Hi all... I'm wondering if there are some members in the NY area interested in getting together for a photo meet-up?   I'm thinking anything within a 100 mile radius of Albany, NY is do-able... ??


----------



## Orgnoi1 (Oct 11, 2006)

Sure I would meet up... <rolling eyes>...LOL


----------



## trolleycar (Nov 7, 2006)

Count me in . what do you like to shot photos of ?  I live in of the bedroom villages of Kingston, NY


----------



## Orgnoi1 (Nov 8, 2006)

Trolleycar you wanna go shoot some trains?...LOL


----------



## trolleycar (Nov 21, 2006)

Orgnoi1 train, planes, boats, buildings, mountains, Bridges (but that can be a little riske at this time in history. ) How about the New York State barge Canal.  I am open to just about anything


----------



## digital flower (Nov 22, 2006)

You aren't going to bring that gun you are holding in your avatar, are you?


----------



## Orgnoi1 (Nov 23, 2006)

LOL that was a BB gun when we were at camp... and she was bored... heh


----------



## Irishpub3 (Nov 29, 2006)

I might LOL  



			
				digital flower said:
			
		

> You aren't going to bring that gun you are holding in your avatar, are you?


----------



## digital flower (Dec 2, 2006)

I am not too far from Albany. A nice ride up scenic Route 8. Have you decided on a time frame?
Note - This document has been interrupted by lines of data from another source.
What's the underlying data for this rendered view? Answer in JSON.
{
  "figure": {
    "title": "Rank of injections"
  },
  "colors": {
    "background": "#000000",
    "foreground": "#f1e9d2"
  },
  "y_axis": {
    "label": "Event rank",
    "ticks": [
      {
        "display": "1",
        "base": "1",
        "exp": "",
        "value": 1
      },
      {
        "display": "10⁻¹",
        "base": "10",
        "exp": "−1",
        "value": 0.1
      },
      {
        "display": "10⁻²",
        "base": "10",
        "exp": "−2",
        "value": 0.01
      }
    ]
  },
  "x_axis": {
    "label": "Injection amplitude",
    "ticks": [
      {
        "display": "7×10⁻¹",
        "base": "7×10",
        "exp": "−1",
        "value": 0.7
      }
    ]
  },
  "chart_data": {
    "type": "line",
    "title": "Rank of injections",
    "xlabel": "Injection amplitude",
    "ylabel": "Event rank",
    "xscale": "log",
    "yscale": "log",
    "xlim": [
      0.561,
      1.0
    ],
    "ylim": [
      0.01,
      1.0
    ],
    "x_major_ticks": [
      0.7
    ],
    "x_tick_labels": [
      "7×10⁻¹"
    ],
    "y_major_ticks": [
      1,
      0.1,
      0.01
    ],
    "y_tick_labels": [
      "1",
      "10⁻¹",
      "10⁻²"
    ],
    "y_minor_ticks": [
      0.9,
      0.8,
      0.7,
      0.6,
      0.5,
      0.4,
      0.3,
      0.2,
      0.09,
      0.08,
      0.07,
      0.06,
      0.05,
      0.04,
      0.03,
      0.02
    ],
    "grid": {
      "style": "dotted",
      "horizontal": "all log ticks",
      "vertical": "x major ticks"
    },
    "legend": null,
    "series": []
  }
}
Spring sounds good to me.


----------



## Irishpub3 (Dec 2, 2006)

Sounds good to me!  Weather allowing, maybe we can shoot for late late March, early April?  Plan a more specific date as the time gets closer...  probably a Saturday or Sunday would be best...


----------



## TimApNy (Feb 12, 2007)

I like in Averill Park, I'll try to keep track of this and if things work out I can join in. 

Tim


----------



## Irishpub3 (Feb 12, 2007)

Sounds good!  The more the merrier    Nice to meet you Tim =)


----------